中海の貝と言えば、昭和20年代までは赤貝(サルボウ貝)が全国有数の漁獲量を誇っていた。しかしその後の淡水化事業によって湖の環境は大きく変わっていった。特に湖底の貧酸素化が進み、赤貝をはじめとする中海の漁獲量は一気に激減してしまったのである。
お隣りの宍道湖は今も変わらずシジミの漁獲量全国一を保っているが、中海は湖水の塩分濃度が海水の約2分の1と高いため、基本的にヤマトシジミは生息できない。
しかし飯梨川は、山からの豊かな栄養分の溶け込んだ真水と土砂を河口部に供給し、中海では稀なシジミの生息に適した環境を創り出しているのだ。
あらためて近場の水際に目をやると、無数の小さな黒い点が見えてくる。

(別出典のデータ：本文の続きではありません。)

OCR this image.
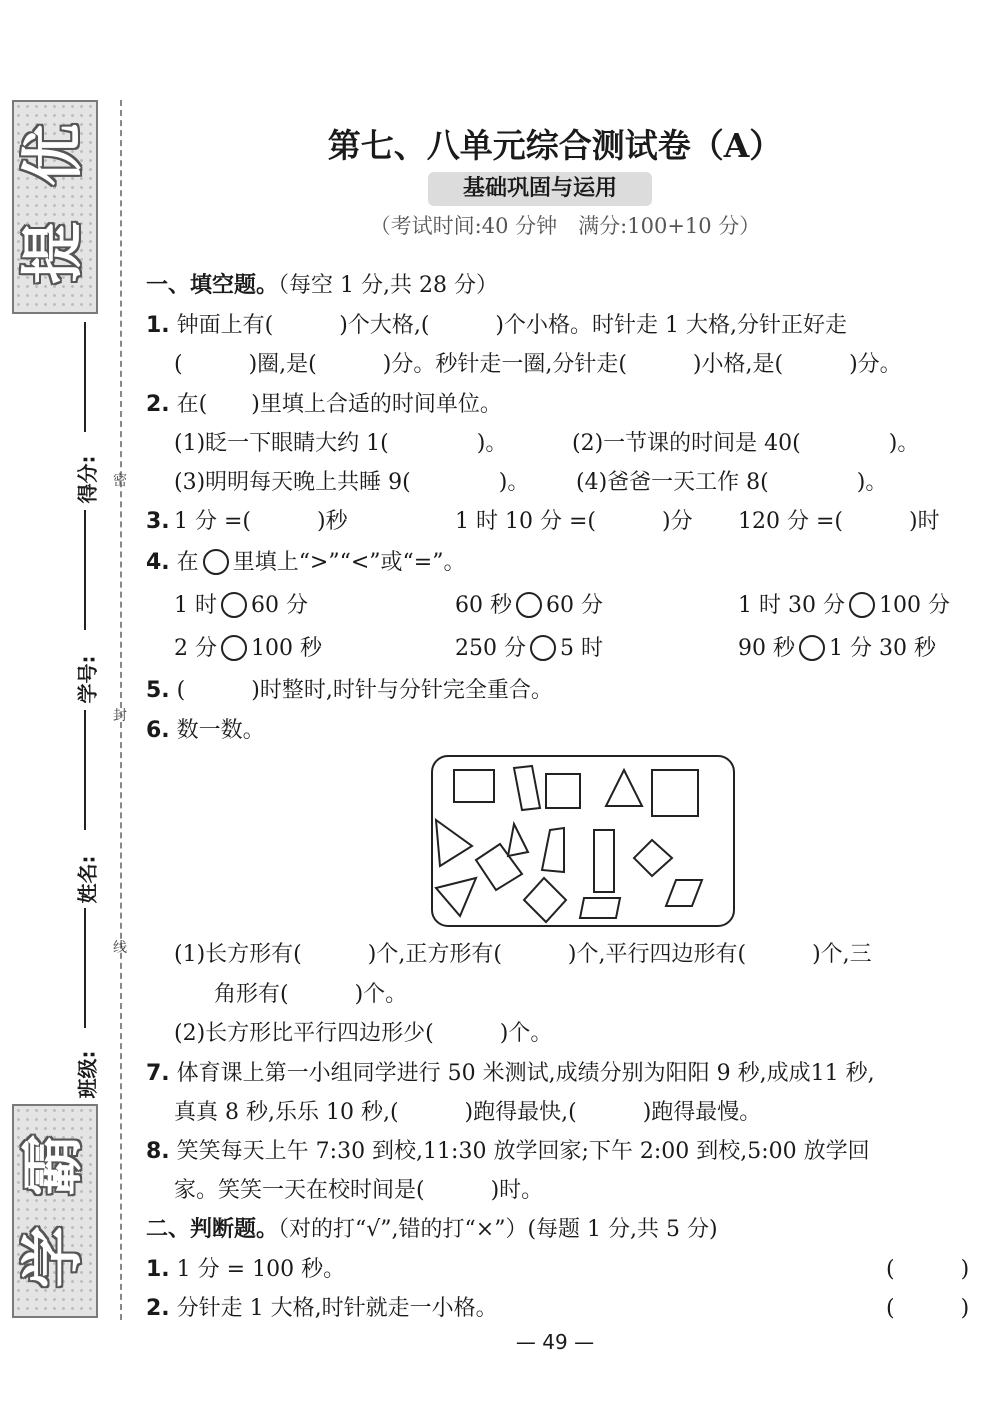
优
提
霸
学
得分:
学号:
姓名:
班级:
密
封
线
第七、八单元综合测试卷（A）
基础巩固与运用
（考试时间:40 分钟　满分:100+10 分）
一、填空题。（每空 1 分,共 28 分）
1. 钟面上有(　　　)个大格,(　　　)个小格。时针走 1 大格,分针正好走
(　　　)圈,是(　　　)分。秒针走一圈,分针走(　　　)小格,是(　　　)分。
2. 在(　　)里填上合适的时间单位。
(1)眨一下眼睛大约 1(　　　　)。	(2)一节课的时间是 40(　　　　)。
(3)明明每天晚上共睡 9(　　　　)。 (4)爸爸一天工作 8(　　　　)。
3. 1 分 =(　　　)秒	1 时 10 分 =(　　　)分 120 分 =(　　　)时
4. 在 里填上“>”“<”或“=”。
1 时 60 分	60 秒 60 分	1 时 30 分 100 分
2 分 100 秒	250 分 5 时	90 秒 1 分 30 秒
5. (　　　)时整时,时针与分针完全重合。
6. 数一数。
(1)长方形有(　　　)个,正方形有(　　　)个,平行四边形有(　　　)个,三
角形有(　　　)个。
(2)长方形比平行四边形少(　　　)个。
7. 体育课上第一小组同学进行 50 米测试,成绩分别为阳阳 9 秒,成成11 秒,
真真 8 秒,乐乐 10 秒,(　　　)跑得最快,(　　　)跑得最慢。
8. 笑笑每天上午 7:30 到校,11:30 放学回家;下午 2:00 到校,5:00 放学回
家。笑笑一天在校时间是(　　　)时。
二、判断题。（对的打“√”,错的打“×”）(每题 1 分,共 5 分)
1. 1 分 = 100 秒。	(　　　)
2. 分针走 1 大格,时针就走一小格。	(　　　)
— 49 —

近づいて手に取ると、殻だけのものが大半だが、小ぶりだが身の入ったものに当たることもある。気がつけばいつの間にか靴を濡らしてしまっているのが困りものだが。
ある時は幸運にもシジミが密に潜んでいる場所に遭遇し、30分ほどで持っていた小さなビニール袋が一杯になった。翌朝の我が家の食卓にシジミ汁が並んだことは言うまでもない。
今年もいよいよ冬が近づいている。時雨模様の日が増え、北西の冷たい風が強く吹き付けるようになってきた。せめてこの冬は小春日和の多いことを願いたいものだが、また春が来たらきっと、お気に入りの椅子を持って出かけよう。
もう一度あの無上の開放感と、湖上を漂うかのような不思議な感覚に浸るために。